Yaba Magistrate’s Court Sends Nkese Iroakazi, Nurse Who Set Girl Ablaze To Kirikiri Prison
Yaba Magistrate’s Court in Lagos, southwest Nigeria, has
ordered that Mrs Nkese Iroakazi, the nurse who allegedly set an 11-year
old girl ablaze last month, be remanded at Kirikiri Prison till October.
The little girl set ablaze, Ita Bassey-Eno, died at the Gbadaga
General Hospital a week later as a result of the severe burns she
suffered.
The nurse allegedly poured kerosene on her and lit a match stick and fire engulfed the girl.
Iroakazi was arrested and detained at the Bode Thomas Police Station
after she allegedly set the little girl staying with her ablaze.
She was later transferred to the State Criminal Investigation
Department, SCID and detained until she was arraigned in court on
Thursday.
The suspect was charged with the murder of Ita Bassey-Eno. She was not granted bail by the court when she was arraigned.
On 27 July, 2013, residents of Adeniran Ogunsanya Street, Surulere
heard a little girl screaming and to their astonishment, they saw the
girl on fire rushing out of her apartment at 7 Adeniran Ogunsanya
Street, Surulere, and crying for help.
The driver of a car quickly stopped and used his fire extinguisher to
quench the fire buring all over the girl’s body, but by then, the
damage had been done.
The girl was rushed to the Gbagada General Hospital where doctors battled unsuccessfully to save her life.
Iroakazi was alleged to have poured kerosene on Bassey-Eno before
lighting a match stick to set her azlaze after the girl was said to have
stolen a piece of meat from the pot.
Bassey-Eno, who hails from Akwa Ibom State, was brought from the
village with another girl, Happiness Okon-Bassey, 13, to live with the
woman in June 2013 on the promise that she would send them to school,
but that was not to be as the two girls allegedly performed the function
of domestic servants for their mistress.
The little girl was rushed to the Burns and Trauma Centre, an annex
of the Lagos State University Teaching Hospital in the General Hospital,
Gbagada for urgent attention where the doctors said she had suffered 95
percent burns and would take a miracle for her to survive.

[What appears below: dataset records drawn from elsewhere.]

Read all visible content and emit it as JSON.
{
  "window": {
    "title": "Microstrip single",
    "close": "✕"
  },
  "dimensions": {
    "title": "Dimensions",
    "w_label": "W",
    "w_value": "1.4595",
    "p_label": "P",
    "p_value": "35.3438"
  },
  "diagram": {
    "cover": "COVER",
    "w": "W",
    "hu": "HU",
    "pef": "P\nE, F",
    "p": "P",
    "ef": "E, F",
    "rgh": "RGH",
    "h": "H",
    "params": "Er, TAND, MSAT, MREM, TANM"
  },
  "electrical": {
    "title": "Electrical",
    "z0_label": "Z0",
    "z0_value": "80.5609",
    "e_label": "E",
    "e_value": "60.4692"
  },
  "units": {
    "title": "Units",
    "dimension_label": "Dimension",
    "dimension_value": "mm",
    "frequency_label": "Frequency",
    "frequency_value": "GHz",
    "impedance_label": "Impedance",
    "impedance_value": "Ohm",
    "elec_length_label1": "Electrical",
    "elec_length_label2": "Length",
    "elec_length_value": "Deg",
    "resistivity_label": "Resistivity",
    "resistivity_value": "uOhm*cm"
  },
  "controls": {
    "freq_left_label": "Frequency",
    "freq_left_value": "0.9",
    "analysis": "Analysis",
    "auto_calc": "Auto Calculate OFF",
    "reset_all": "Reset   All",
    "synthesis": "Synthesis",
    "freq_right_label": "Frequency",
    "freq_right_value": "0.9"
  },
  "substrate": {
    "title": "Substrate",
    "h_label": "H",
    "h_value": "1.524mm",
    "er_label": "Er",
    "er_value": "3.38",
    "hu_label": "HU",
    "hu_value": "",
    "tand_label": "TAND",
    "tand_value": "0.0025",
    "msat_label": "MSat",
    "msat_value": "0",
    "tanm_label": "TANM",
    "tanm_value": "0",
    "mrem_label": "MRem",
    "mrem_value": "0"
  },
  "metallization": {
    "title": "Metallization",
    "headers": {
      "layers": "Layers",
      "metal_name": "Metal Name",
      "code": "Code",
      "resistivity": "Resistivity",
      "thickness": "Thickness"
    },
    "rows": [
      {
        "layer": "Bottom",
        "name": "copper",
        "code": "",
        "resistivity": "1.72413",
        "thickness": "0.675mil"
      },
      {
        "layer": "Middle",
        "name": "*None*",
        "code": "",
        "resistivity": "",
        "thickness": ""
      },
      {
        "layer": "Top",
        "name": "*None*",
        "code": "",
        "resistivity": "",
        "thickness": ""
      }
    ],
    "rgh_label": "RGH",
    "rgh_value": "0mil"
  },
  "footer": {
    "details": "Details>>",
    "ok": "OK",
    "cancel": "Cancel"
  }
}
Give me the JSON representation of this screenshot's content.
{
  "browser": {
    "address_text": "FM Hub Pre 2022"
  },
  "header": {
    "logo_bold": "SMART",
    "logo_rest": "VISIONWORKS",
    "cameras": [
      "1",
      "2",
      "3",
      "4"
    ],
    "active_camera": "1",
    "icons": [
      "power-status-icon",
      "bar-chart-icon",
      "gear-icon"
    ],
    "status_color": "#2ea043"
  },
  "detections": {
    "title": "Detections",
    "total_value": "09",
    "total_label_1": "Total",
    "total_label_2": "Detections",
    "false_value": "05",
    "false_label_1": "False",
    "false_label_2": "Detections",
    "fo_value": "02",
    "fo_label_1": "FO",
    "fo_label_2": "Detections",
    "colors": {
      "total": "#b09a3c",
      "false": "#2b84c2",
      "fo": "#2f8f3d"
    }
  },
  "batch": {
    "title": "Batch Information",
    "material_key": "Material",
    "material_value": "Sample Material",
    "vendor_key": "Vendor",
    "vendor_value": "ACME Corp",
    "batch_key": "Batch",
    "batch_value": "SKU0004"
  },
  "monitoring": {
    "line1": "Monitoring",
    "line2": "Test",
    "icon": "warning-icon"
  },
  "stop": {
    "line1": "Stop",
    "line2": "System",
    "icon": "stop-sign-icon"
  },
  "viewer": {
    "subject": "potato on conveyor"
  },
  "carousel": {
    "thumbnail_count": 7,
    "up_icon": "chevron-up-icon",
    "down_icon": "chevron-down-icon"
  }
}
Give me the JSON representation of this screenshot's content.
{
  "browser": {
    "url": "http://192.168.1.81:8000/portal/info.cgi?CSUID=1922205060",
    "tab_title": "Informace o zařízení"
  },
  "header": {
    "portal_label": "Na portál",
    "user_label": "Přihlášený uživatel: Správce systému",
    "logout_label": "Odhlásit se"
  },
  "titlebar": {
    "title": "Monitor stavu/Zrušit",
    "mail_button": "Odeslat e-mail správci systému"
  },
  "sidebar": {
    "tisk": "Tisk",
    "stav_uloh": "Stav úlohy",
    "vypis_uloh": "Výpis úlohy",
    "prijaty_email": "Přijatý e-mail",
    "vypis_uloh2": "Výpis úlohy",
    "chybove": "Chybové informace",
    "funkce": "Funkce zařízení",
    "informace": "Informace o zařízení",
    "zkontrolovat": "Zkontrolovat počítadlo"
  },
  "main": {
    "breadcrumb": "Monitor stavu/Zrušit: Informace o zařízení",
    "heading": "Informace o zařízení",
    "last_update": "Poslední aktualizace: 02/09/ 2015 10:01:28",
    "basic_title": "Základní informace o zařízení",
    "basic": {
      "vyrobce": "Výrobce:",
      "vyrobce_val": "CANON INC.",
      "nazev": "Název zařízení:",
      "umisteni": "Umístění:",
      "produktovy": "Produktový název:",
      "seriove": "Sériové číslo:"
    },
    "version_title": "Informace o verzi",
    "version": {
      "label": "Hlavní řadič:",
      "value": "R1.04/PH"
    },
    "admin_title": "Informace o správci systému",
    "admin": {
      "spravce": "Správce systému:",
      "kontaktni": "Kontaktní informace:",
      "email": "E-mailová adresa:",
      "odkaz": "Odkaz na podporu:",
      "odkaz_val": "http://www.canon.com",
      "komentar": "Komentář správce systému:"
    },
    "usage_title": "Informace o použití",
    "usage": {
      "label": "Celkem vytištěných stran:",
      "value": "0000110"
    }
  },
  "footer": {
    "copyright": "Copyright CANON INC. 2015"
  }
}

Executive Director, Esther Child Rights Foundation, ECRF, Mrs. Esther
Ogwu, who was at the hospital to see the girl wept profusely when she
saw her pathetic state, saying that in all her life as human rights
activist, she had never come across such a gruesome case as the girl’s
own.
Ogwu said the story that the stove in the kitchen fell and set the
girl ablaze was unbelievable, alleging that all facts pointed to the
woman to have allegedly poured kerosene on the girl and set her ablaze.
At the Bode Thomas Police Station, police sources alleged that the
little girl confessed that her mistress poured kerosene on her and set
her ablaze.
On 2 August, Bassey-Eno eventually died after she went through agonizing pins. The doctors could not save her life.